AWS Site-to-Site VPN
AWS Advanced Networking Series — Part 01
There are multiple ways you can connect your AWS infrastructure to an on-premise network. The Site-to-Site VPN connection is the more easier and cost effective way.
The Site-to-Site VPN Connection is a logical connection between AWS VPC and on-premise network, which is encrypted using IPSec and runs over the public Internet “in general”.
AWS Site-to-Site VPN connections are utilizing the public Internet to connect between AWS and on-premise networks “in general” due to the less cost. That does not mean that it cannot leverage any other connection options such as Direct Connect or Global Accelerated network.
There are multiple components in a typical Site-to-Site VPN connection.
- Virtual Private Cloud (VPC)
- Virtual Private Gateway (VGW) — is a logical gateway object, which is a target of one or more Route Tables.
- Customer Gateway (CGW) — is a logical configuration on AWS, which represents the configurations of the physical on-premises router where VPN is connected to
- VPN Connection
There are multiple per-requisites that you need to follow before make it work.
- Knowing the IP range / block of the AWS VPC
- Knowing the IP range / block of the on-premise network that you are going to connect
- IP address (public) of the physical public router(s) on the on-premise network (P.Note: There could be multiple routers, if you have more connections for fail-over — See Figure 01 for explanations)

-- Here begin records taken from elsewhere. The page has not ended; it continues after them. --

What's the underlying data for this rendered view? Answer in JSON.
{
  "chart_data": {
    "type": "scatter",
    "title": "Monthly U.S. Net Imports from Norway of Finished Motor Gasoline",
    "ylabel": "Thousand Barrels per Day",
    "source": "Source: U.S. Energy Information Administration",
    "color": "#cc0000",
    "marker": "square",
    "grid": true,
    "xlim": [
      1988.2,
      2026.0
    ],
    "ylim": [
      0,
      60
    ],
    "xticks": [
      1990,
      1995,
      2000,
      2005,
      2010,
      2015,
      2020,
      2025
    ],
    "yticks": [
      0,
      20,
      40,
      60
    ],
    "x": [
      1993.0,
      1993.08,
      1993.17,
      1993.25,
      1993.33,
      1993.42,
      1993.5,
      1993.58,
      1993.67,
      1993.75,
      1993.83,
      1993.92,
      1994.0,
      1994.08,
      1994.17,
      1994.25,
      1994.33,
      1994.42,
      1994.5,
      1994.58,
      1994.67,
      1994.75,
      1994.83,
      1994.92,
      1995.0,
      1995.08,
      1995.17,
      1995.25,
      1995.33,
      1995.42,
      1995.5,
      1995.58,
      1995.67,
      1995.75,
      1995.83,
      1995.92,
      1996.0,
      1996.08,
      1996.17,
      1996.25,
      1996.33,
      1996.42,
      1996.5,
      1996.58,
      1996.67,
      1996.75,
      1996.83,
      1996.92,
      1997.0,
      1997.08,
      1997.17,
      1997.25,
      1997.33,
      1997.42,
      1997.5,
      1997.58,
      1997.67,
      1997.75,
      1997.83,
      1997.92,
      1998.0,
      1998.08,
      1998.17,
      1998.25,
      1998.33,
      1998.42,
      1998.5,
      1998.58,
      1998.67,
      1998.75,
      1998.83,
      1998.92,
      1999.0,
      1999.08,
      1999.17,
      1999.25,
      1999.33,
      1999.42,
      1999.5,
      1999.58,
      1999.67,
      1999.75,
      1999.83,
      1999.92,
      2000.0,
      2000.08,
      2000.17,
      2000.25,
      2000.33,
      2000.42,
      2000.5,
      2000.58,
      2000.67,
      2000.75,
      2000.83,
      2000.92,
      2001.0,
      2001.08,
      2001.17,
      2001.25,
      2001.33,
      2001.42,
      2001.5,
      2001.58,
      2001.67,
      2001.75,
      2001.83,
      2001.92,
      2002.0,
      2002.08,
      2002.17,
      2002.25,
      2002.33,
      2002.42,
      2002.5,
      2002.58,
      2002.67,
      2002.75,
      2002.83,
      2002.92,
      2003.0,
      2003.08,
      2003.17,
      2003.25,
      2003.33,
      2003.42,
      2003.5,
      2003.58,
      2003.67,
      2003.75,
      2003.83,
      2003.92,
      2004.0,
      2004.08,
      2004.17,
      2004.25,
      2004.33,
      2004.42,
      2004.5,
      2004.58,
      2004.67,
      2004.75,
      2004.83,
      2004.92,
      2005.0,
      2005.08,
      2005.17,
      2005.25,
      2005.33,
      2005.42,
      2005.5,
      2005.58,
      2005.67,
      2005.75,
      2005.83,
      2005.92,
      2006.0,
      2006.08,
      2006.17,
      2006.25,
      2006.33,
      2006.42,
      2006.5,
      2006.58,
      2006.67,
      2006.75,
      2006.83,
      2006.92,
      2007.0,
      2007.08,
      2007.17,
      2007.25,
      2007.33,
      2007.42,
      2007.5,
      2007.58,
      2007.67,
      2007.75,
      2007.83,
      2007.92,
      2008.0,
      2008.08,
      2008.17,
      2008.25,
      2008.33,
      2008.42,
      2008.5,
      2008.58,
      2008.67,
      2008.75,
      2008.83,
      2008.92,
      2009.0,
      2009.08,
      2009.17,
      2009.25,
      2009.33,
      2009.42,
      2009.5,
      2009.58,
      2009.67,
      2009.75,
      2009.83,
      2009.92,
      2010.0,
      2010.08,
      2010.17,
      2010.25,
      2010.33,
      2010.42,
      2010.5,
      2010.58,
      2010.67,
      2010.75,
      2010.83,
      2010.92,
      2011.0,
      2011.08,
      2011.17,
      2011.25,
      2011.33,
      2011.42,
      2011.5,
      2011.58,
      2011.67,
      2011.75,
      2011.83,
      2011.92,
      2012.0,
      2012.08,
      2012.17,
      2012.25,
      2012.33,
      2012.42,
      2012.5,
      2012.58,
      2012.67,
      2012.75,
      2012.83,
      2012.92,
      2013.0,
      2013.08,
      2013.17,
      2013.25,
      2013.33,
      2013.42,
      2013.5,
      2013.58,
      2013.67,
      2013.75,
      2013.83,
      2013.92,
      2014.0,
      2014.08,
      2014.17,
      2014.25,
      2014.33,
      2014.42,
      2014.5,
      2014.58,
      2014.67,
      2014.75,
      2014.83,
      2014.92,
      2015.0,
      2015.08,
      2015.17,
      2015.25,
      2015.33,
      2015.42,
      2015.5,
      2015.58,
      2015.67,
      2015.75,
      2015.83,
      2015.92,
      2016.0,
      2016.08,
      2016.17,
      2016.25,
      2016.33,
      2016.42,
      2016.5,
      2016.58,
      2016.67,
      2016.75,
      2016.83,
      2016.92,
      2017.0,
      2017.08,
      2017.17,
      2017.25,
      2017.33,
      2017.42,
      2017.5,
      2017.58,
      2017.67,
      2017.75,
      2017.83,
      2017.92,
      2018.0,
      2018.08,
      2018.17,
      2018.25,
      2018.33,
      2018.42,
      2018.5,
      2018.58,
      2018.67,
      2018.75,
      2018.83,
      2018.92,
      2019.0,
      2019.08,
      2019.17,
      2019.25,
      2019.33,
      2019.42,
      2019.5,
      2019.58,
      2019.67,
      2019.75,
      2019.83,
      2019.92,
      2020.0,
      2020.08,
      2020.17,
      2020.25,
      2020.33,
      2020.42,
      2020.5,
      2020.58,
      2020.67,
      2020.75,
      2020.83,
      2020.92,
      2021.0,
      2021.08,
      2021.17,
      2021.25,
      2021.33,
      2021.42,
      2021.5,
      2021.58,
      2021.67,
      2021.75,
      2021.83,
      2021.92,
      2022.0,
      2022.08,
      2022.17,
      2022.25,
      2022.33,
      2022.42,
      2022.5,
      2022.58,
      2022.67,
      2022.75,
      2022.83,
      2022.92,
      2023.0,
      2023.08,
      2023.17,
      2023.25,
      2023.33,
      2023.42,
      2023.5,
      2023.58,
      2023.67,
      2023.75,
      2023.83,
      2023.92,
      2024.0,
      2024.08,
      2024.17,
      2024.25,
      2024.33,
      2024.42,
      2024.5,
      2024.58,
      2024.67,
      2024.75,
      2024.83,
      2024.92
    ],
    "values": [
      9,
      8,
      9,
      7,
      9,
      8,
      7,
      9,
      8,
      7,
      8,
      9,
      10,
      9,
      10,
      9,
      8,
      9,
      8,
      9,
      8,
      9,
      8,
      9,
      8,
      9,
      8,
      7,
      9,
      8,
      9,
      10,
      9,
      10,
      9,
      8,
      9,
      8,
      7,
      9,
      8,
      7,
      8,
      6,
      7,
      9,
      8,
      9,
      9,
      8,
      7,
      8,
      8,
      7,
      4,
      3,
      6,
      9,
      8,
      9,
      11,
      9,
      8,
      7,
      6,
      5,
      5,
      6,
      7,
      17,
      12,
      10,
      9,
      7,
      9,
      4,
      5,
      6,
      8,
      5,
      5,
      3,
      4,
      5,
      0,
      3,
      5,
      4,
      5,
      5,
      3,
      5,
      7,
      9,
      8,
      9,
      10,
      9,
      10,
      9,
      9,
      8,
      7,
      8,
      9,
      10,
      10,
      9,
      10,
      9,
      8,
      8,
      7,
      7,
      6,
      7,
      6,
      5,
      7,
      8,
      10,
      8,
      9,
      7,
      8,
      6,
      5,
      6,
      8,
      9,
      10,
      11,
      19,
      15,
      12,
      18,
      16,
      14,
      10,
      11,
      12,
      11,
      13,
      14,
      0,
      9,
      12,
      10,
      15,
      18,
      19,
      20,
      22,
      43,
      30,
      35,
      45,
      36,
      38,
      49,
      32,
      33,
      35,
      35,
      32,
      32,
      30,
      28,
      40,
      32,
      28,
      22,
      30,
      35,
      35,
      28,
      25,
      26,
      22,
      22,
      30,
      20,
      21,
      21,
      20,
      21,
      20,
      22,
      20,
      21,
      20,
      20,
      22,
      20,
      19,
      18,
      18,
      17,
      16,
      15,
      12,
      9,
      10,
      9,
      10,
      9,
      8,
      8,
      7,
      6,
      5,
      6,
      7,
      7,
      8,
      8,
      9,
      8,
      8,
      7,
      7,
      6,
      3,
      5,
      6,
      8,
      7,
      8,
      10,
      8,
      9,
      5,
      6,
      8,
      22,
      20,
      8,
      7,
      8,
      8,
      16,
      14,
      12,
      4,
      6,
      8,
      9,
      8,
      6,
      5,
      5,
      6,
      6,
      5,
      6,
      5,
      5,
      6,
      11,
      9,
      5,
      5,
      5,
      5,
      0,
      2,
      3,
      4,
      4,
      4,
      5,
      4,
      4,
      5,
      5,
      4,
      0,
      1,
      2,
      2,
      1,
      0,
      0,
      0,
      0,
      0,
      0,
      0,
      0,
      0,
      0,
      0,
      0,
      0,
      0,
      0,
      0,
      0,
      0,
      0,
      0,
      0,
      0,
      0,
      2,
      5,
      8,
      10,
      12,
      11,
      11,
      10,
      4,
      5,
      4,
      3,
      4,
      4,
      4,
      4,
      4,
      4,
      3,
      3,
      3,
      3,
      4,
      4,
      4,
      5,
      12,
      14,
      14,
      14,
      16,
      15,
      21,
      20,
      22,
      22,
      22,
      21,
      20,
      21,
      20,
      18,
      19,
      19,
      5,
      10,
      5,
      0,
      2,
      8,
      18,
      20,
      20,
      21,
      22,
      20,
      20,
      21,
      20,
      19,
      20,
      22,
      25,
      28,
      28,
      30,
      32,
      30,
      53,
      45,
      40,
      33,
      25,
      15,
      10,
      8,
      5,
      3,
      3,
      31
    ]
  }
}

- Create a Virtual Private Gateway (VPG) and attach it to the AWS VPC
- Create a Customer Gateway (s) for each fail-over on-premise VPN connections
Making the setup Highly Available (HA)
You can make a Site-to-Site VPN connection more Highly Available. This could be done at many levels (See Figure 1)
At the AWS level — Create two (or more) VPN Connections, each one represents a single on-premise IPSec connection. These VPN connection will create two (or more) VPN Endpoints (ENIs) to a single Customer Gateway (CGW) on the on-premise network. Each VPN Endpoint represents an Availability Zone of the AWS network, allowing to have fail-over on the AWS side.
At the on-premise level — This could be done using two (or more) Customer Gateways probably at two different locations physically. If one location goes off, other location can take the operations without any problem.
There are two ways to do the routing in the Site-to-Site VPN connection
- Static Routing
- Dynamic Routing (using BGP)
Out of these two methods, it is quite easier to implement the static routing option. However, the more robust option is the dynamic routing primarily because of its ability to more robust in load balancing, auto scaling and network structures.
In order to implement dynamic routing, you need to implement the Route Propagation at the VPC router level. In addition to that, it is required to have the BGP support in the networks (at the physical router level) in order to have the router propagation feature.
With BGP, it it configured on both the on-premise and the AWS sides using Autonomous System Number (ASN). Network routing information is exchanged to both side using BGP.
Border Gateway Protocol (BGP): It is a standardized exterior gateway protocol designed to exchange routing and reach-ability information among Autonomous Systems (AS) on the Internet. BGP does make the Internet work by enabling data routing on the Internet. It is also known as the “path-vector” protocol as it exchanges the best path to a destination between peers. This path is called as the ASPATH (Autonomous System Path).
If not public Internet?
As explained before, a typical AWS Site-to-Site VPN connections are routed through the public Internet mainly because of its affordability. However, large enterprises, which can afford Direct Connect Connections can easily utilize the Direct Connect infrastructure for the Site-to-Site VPNs without any issue. However, the small and medium enterprises can go for another option (rather not using the public Internet) with a little bit of additional cost. The “Accelerated Site-to-Site VPN” is that option.
Accelerated Site-to-Site VPN
This feature was added in 2019 in order to accelerate Site-to-Site VPN. This uses the AWS Global Accelerator by intelligently routing traffic through the AWS Global Network and AWS edge locations.
With the Accelerated network, the on-premise CGW does communicate to the closest available Edge location with the Global Accelerator any-cast IP and there onward it utilizes the Global Accelerator dedicated network of AWS to reach the Transit Gateway.
It is required to note that, Accelerated connectivity is not supported by Virtual Private Gateways (VGWs) and it is only supported through Transit Gateways.
You can enable this feature while creating an AWS Site-to-Site VPN connection to an AWS Transit Gateway. Accelerated Site-to-Site VPN is available for Transit Gateways in multiple regions now .
By having this option, you will be charged only a fixed cost for the Global Accelerator and a variable cost for the data transfer usage.